Além dos desmentidos do “Público” e do “Expresso”, quanto ao aspecto essencial da intriga política, a Lusa também deu conta, ainda a 7 de Março, de um esclarecimento da Infraestruturas de Portugal (IP): não houve qualquer alteração do traçado do TGV. Ter-se-ia passado o seguinte: “o concurso lançado ainda no tempo do Executivo de António Costa previa uma faixa de variação de traçado de 400 metros, dentro do qual o concessionário do concurso poderá, em sede de projeto de execução, optimizar o traçado final”. Encontrei este esclarecimento na notícia do Observador” de 7 de Março, às 18:55: “Traçado da alta velocidade em Espinho não foi alterado (diz Governo), mas há faixa de 400 metros para ajustar.” E também na notícia do “Expresso” às 20h48 do mesmo dia 7: “Espinho: IP diz que traçado inicial do TGV não é definitivo e consórcio pode alterá-lo”.

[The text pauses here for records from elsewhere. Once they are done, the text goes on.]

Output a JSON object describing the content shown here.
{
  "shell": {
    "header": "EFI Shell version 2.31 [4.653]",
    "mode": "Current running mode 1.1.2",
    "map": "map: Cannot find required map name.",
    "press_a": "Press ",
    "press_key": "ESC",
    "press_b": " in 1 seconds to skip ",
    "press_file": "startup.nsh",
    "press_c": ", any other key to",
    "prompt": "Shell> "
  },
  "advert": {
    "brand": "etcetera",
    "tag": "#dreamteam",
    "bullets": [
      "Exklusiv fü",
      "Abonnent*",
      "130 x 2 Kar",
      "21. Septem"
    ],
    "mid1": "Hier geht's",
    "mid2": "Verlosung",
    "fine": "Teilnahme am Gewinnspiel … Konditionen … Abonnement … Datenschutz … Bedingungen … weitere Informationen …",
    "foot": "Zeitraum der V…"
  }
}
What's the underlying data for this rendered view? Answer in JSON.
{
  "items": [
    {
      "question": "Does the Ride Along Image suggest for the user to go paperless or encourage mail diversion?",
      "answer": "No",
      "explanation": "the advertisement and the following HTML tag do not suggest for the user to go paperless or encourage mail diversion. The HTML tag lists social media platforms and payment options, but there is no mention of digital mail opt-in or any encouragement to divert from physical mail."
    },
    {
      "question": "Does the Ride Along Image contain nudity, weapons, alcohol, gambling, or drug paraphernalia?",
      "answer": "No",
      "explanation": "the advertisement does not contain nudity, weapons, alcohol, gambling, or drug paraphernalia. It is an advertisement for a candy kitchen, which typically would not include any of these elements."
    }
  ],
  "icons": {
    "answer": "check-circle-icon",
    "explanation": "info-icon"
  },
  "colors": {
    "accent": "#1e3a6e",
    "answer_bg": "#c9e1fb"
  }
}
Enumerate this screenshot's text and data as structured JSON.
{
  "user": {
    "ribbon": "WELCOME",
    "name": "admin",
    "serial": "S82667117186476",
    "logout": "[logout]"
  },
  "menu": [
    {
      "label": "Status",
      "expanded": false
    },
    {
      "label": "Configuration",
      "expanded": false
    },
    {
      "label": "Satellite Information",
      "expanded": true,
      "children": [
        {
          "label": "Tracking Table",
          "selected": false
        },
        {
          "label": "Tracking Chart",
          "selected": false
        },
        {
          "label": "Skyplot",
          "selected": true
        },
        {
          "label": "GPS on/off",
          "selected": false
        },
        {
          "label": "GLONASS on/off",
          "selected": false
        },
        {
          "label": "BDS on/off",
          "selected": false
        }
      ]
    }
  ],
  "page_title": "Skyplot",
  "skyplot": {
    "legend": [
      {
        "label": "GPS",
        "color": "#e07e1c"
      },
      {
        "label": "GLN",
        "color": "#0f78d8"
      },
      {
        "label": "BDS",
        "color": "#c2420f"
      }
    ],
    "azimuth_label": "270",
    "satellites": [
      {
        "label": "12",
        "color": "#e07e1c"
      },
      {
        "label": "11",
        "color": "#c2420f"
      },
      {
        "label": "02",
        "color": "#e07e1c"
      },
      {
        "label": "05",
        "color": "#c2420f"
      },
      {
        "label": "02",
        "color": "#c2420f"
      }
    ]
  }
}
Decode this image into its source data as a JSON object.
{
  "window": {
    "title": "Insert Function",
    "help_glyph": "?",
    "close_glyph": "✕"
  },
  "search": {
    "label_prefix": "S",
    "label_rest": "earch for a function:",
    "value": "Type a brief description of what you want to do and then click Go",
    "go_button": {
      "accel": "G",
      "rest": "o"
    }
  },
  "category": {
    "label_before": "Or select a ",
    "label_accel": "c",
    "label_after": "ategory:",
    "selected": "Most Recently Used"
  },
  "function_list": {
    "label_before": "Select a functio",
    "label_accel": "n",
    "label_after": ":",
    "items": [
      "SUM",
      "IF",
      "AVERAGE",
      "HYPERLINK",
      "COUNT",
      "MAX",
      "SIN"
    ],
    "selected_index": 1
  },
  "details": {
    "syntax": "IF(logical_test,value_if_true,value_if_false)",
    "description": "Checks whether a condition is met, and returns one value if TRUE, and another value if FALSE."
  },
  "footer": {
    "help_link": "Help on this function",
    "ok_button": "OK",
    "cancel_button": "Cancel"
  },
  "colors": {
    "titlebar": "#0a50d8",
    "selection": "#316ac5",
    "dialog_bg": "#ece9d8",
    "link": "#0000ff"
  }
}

 Ou seja, já era tudo mentira ao fim da tarde de 7 de Março: nem a quinta era da Solverde, nem houvera alteração do traçado. Mas “Correio da Manhã” e canais televisivos do grupo, CMTV e NOW, seguiram a ecoar a história sem a corrigir. As notícias televisivas foram especialmente coloridas e sugestivas. Diz a notícia da NOW de 9 de Março, às 11h44: “Nova proposta da linha do TGV permite salvar quinta de um familiar do dono da Solverde.” E mantém o guião inicial de saltar de Viola em Viola até à Solverde final, a fim de esticar a linha até primeiro-ministro e família. A SIC-Notícias, no dia 7, às 22h24, também procurava apimentar ainda a propriedade da Quinta da Gata. É possível que o mesmo ocorresse noutros órgãos: estes fogos quando pegam ardem quais incêndios de Verão.

3.

 Está bem verberar o populismo, mas convém não cair nele, nem o alimentar. Penso há muito que vivemos a crise do Estado-espectáculo. Respeita a políticos e partidos, é certo. Mas o espectáculo é na comunicação social que se desenrola, com cada vez menos regras de decência e de equilíbrio mínimos, a um ritmo desenfreado que nos ultrapassa a todos e leva tudo de roldão. Gritamos em defesa da democracia, mas estamos a demoli-la. Apontamos ao fascismo, mas não cuidamos do jornalismo. Tempos enlouquecidos de 24 horas em contínuo, que não deixam parar, nem pensar.